The Nobel Prize in Medicine for 2024 was awarded to Victor Ambros and Gary Ruvkun from the US for their discovery of microRNA, and its role in post-transcriptional gene regulation.
"The Nobel Assembly at the Karolinska Institutet has decided to award the 2024 Nobel Prize in Physiology or Medicine jointly to Victor Ambros and Gary Ruvkun “for the discovery of microRNA and its role in post-transcriptional gene regulation,” the award-giving body said.
"This year’s Nobel Prize focuses on the discovery of a vital regulatory mechanism used in cells to control gene activity. Genetic information flows from DNA to messenger RNA (mRNA), via a process called transcription, and then on to the cellular machinery for protein production. There, mRNAs are translated so that proteins are made according to the genetic instructions stored in DNA.," the Nobel Prize release read.
"Their groundbreaking discovery in the small worm C. elegans revealed a completely new principle of gene regulation. This turned out to be essential for multicellular organisms, including humans. MicroRNAs are proving to be fundamentally important for how organisms develop and function," it added.
In 1993, they published unexpected findings describing a new level of gene regulation, which turned out to be highly significant and conserved throughout evolution.
It is important to note that the winners for medicine are selected by the Nobel Assembly of Sweden's Karolinska Institute Medical University and thay receive a prize sum of 11 million Swedish crowns ($1.1 million).

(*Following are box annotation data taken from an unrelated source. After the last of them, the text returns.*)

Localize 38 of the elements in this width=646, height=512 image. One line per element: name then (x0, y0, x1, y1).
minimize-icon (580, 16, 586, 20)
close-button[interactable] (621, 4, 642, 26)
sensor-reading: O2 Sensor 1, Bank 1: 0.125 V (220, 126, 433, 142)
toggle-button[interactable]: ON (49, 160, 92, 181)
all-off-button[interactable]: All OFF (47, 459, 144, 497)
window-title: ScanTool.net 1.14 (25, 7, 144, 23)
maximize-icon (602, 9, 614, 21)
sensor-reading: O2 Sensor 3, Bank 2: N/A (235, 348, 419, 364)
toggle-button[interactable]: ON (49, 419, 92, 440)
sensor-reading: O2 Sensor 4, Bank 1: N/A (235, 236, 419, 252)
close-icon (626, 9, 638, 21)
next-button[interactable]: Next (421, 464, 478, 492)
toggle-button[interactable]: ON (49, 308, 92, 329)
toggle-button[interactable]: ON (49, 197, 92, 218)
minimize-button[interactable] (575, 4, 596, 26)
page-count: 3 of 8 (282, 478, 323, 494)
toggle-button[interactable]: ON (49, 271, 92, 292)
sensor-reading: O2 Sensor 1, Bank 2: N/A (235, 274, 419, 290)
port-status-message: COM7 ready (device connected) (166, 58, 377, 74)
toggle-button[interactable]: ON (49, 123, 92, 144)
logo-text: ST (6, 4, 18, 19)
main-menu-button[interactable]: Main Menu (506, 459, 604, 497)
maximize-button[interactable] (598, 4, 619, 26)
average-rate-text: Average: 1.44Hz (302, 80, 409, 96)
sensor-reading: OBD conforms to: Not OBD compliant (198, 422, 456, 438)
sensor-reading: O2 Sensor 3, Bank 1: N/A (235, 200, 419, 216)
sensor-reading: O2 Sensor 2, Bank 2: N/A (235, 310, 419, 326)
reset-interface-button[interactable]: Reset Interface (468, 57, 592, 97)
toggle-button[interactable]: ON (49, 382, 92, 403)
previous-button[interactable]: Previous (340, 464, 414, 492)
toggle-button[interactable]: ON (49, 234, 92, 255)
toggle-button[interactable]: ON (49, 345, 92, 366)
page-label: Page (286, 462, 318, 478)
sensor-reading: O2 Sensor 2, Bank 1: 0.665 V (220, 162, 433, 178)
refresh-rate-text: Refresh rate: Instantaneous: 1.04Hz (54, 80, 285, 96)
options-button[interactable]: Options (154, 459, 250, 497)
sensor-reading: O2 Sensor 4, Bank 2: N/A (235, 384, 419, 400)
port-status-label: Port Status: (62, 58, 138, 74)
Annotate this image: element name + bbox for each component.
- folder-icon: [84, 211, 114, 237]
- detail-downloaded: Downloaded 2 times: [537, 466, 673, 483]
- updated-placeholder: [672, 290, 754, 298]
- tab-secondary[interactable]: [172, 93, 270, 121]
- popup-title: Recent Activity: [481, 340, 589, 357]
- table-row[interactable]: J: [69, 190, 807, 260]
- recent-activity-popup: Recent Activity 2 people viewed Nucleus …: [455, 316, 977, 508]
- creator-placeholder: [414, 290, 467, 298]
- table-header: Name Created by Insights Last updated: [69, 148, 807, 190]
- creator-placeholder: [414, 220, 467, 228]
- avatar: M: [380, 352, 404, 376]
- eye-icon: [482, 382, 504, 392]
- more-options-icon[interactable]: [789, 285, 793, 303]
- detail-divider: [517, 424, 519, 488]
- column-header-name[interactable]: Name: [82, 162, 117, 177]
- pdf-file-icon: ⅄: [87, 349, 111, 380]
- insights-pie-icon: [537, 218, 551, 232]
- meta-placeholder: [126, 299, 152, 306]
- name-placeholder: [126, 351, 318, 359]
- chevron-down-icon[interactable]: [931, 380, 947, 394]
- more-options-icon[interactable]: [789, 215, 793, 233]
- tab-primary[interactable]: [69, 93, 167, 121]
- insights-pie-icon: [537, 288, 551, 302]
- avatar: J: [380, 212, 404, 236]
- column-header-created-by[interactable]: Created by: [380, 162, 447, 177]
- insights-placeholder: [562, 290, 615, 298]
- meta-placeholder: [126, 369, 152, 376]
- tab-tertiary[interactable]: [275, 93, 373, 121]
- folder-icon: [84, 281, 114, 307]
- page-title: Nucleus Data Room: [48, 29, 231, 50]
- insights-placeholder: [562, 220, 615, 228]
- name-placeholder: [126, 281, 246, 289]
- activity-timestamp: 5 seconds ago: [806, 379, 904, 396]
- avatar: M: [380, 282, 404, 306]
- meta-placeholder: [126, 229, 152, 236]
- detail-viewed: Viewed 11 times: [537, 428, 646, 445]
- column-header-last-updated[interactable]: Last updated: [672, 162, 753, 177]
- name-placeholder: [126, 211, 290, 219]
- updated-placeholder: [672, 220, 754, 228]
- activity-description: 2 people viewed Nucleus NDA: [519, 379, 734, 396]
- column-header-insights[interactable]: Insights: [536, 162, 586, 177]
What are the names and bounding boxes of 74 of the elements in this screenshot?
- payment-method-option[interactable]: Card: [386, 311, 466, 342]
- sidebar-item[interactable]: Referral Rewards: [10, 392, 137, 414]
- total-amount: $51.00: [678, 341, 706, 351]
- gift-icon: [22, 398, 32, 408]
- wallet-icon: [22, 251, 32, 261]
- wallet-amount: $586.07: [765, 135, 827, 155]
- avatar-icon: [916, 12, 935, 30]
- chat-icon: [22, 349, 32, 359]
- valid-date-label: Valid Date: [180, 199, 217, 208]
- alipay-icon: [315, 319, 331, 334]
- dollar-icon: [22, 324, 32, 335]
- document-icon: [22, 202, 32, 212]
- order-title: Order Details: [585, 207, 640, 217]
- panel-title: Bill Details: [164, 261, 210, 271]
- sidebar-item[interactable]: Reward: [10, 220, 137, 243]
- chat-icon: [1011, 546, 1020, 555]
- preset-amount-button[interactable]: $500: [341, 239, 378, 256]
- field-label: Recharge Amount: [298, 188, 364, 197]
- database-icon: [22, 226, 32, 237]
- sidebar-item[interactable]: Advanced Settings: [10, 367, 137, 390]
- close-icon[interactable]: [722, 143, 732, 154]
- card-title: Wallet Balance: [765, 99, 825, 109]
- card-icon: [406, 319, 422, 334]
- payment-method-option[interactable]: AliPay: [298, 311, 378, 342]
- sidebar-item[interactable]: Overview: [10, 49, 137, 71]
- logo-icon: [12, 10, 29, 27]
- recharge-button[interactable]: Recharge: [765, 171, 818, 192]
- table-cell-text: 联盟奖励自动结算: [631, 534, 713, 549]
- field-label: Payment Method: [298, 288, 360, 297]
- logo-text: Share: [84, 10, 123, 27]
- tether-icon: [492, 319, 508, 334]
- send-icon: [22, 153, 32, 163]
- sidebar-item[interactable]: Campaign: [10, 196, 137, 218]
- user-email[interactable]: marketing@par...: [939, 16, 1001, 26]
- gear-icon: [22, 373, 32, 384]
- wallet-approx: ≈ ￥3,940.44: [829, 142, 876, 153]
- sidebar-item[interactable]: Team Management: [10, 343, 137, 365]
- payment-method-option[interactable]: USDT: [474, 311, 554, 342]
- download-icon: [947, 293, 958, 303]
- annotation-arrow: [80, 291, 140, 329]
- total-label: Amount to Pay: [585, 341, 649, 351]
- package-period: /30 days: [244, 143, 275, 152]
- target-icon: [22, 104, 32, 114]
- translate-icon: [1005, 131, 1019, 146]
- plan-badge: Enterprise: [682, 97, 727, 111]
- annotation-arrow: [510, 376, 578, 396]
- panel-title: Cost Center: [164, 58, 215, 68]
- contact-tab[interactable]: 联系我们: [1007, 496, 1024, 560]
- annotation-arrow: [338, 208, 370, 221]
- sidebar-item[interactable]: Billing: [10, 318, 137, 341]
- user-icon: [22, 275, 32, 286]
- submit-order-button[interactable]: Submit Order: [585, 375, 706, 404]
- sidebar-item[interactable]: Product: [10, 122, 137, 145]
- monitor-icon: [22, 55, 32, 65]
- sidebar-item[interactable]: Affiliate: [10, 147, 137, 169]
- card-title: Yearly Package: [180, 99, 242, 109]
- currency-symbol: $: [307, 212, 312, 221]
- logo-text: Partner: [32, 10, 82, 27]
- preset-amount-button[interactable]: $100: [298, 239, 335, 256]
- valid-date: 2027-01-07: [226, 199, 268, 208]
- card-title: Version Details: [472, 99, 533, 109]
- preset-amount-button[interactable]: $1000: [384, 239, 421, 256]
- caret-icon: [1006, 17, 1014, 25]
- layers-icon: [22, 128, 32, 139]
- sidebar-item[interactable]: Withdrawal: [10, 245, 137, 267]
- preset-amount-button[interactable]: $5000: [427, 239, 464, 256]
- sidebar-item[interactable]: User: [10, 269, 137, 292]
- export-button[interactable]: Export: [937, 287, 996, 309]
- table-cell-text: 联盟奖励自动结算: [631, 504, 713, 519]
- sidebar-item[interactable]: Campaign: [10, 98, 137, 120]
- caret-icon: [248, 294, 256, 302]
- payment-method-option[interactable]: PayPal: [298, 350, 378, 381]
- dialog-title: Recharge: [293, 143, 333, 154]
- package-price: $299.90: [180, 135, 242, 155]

Victor R. Ambros is an American biologist. He discovered the first known microRNA (miRNA). Ambros is currently working as a professor at the University of Massachusetts Medical School in Worcester, Massachusetts. He received his BS in Biology from MIT in 1975 and completed his PhD in 1979 at the same institute.
In 1993, Ambros and his co-workers Rosalind Lee and Rhonda Feinbaum reported in the journal Cell that they had discovered single-stranded non-protein-coding regulatory RNA molecules in the organism C. elegans.
He was born in New Hampshire in 1953. His father was a Polish war refugee and Victor grew up on a small dairy farm in Hartland.
Gary Bruce Ruvkun is a US based molecular biologist at Massachusetts General Hospital. He is a professor of genetics at Harvard Medical School in Boston. He discovered the mechanism by which lin-4, through which the first microRNA (miRNA) was discovered by Victor Ambros. Ruvkun also discovered many features of insulin-like signaling in the regulation of aging and metabolism.
Ruvkun obtained his undergraduate degree in 1973 at the University of California, Berkeley. He completed his PhD work at Harvard University in the laboratory of Frederick M. Ausubel.